In Medzhybizh, Ukraine, burial place of the Baal Shem Tov, Gabbai was instrumental in refurbishing the Baal Shem Tov's grave and ohel, which also covers the graves of the Degel Machaneh Ephraim, the Apter Rav, and Rabbi Boruch of Medzhybizh. Gabbai also built a large synagogue near the Baal Shem Tov's burial place, a guest house named Holiness and a mikveh. In 2010 he completed the reconstruction of the synagogue of the Apter Rav in Medzhybizh, which was destroyed by fire.

Gabbay's group was criticized for its work at the Medzhybizh cemetery where, in order to build an ohel around the grave of the sage Baal Shem Tov, dozens of surrounding graves were destroyed with gravestones being relocated and reset.

According to his website, Gabbai is active in nearly every Jewish cemetery in Ukraine, renovating, fencing and marking cemeteries which have been paved over for buildings. He also established a permanent ner tamid at the graves of the Baal Shem Tov and Rebbe Nachman of Breslov.

In recent years, Gabbai expanded his activities to include grave restoration work in Syria, Yemen, Turkey and Israel.

Gabbai calls on many resources in his work. For example, in the restorations in Mezhibuz, he consulted with an elderly Jew living in Ashdod, Israel, who had hid in Mezhibuz as an 18-year-old refugee during World War II, and with a rabbi whose father, the former Rav of the town, had sketched a detailed map that identified important graves and Jewish landmarks. In his quest to identify the unmarked grave of Rashi, he consulted with a French-Jewish philosopher who was able to access academic archives to unearth an ancient map.

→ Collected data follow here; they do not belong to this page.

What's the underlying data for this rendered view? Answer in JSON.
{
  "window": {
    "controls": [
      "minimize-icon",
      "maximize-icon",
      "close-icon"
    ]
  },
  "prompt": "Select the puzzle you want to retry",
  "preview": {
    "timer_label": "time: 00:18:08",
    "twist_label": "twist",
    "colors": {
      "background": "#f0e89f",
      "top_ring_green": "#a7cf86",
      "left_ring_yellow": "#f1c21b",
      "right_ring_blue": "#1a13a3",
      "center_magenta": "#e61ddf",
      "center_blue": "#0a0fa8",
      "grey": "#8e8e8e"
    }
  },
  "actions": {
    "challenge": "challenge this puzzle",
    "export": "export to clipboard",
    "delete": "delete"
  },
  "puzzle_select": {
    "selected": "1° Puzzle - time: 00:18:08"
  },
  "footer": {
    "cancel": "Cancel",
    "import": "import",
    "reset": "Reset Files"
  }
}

===Alleged damage of Sataniv cemetery===
Gabbai and his organization, Agudas Oholei Tzadikkim, have been criticized by Jewish Heritage Europe for their work at the ancient Jewish cemetery at Sataniv, Ukraine where hundreds of gravestones dating as far back as the 16th century were uprooted from the graves beneath them, moved to different parts of the cemetery, and set in concrete in rows disconnected from the graves they were marking. The gravestones were set in a concrete base, which preservationists Jay and Marla Raucher Osborn said "likely compromises the stone materials in a way which will accelerate their decay and failure."

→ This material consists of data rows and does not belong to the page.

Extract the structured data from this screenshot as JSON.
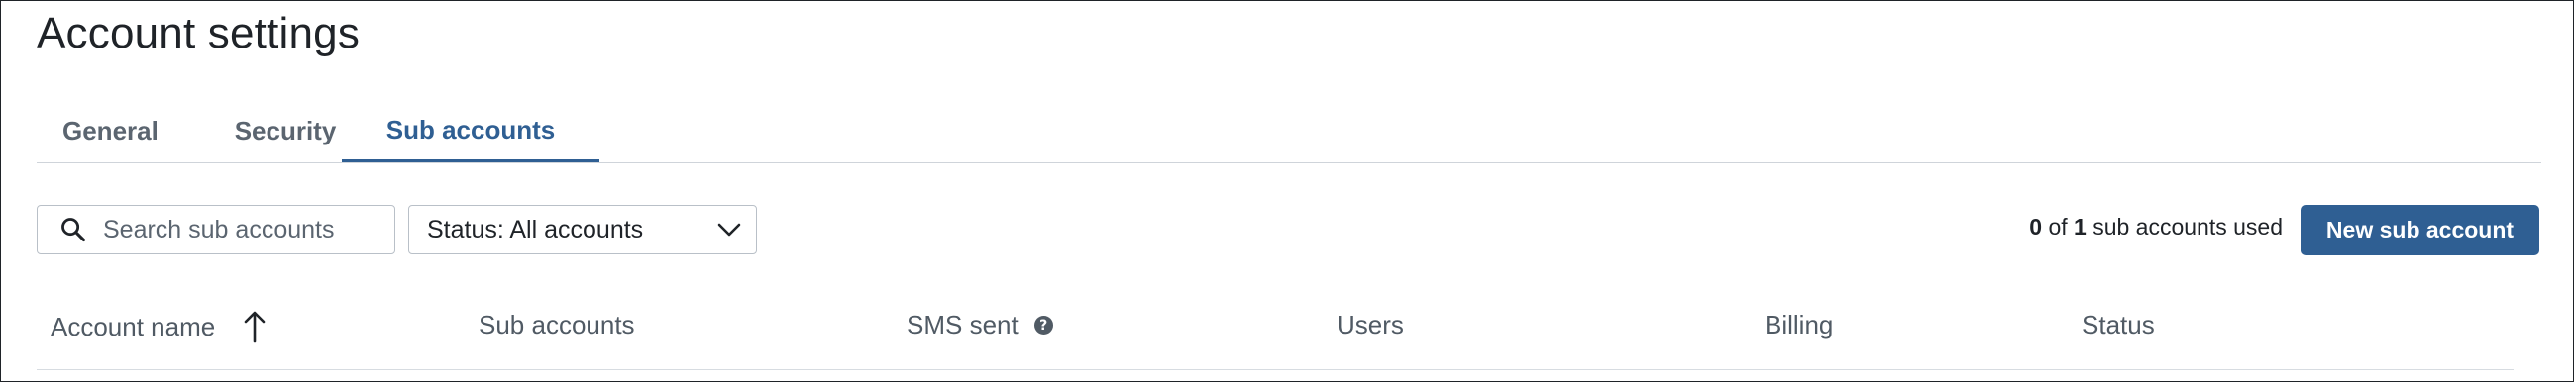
{
  "page": {
    "title": "Account settings"
  },
  "tabs": [
    {
      "label": "General",
      "active": false
    },
    {
      "label": "Security",
      "active": false
    },
    {
      "label": "Sub accounts",
      "active": true
    }
  ],
  "toolbar": {
    "search_placeholder": "Search sub accounts",
    "search_icon": "search-icon",
    "status_filter": {
      "selected": "Status: All accounts",
      "icon": "chevron-down-icon"
    },
    "usage": {
      "used": "0",
      "of_text": "of",
      "total": "1",
      "suffix": "sub accounts used"
    },
    "new_button_label": "New sub account"
  },
  "table": {
    "columns": [
      {
        "label": "Account name",
        "sort": "ascending",
        "icon": "sort-up-arrow-icon"
      },
      {
        "label": "Sub accounts"
      },
      {
        "label": "SMS sent",
        "icon": "help-icon"
      },
      {
        "label": "Users"
      },
      {
        "label": "Billing"
      },
      {
        "label": "Status"
      }
    ],
    "rows": []
  },
  "colors": {
    "accent": "#2f5f93",
    "text": "#1f2328",
    "muted": "#5b6570",
    "border": "#b9c0c8",
    "divider": "#cfd4da"
  }
}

Samuel D. Gruber, President of the International Survey of Jewish Monuments criticised the project saying: "Righting fallen gravestones in their proper places is permissible but uprooting stones and disassociating them from the very remains they commemorate is an affront, a violation of centuries-old practice and norms, and a desecration".

==Accomplishments==
His accomplishments include:
- The identification of the grave of Rabbi Shalom Shabazi in Yemen
- The identification of the grave of Rabbi Refael Katzin, nineteenth-century chief rabbi of Aleppo, in Aleppo, Syria
- Renovation of the grave of Rabbi Naphtali Katz in Istanbul
- The purchase of part of the ancient cemetery in Shepetivka, Ukraine, and the identification and restoration of the grave and ohel of Rabbi Pinchas of Koretz, plus the construction of a nearby guest house
- Identification and restoration of the graves of Abba Hilkiah and Hanan ha-Nehba, both grandchildren of Honi HaM'agel, in northern Israel
- Placement of a plaque at the burial site of Rashi and other Rishonim, alerting visitors that an unmarked square in the city of Troyes, France is in fact part of an ancient Jewish cemetery

==Traveling abroad==
While Gabbai is a resident of Israel, he also has a French passport which allows him to enter countries hostile to Israel, such as Syria. When he travels, however, he makes no secret of his mission and dresses in full Hasidic regalia, including flat-topped, wide-brim hat, hand-knitted yarmulke, short pants and Hasidic rekel (long coat), in addition to his full beard and payot.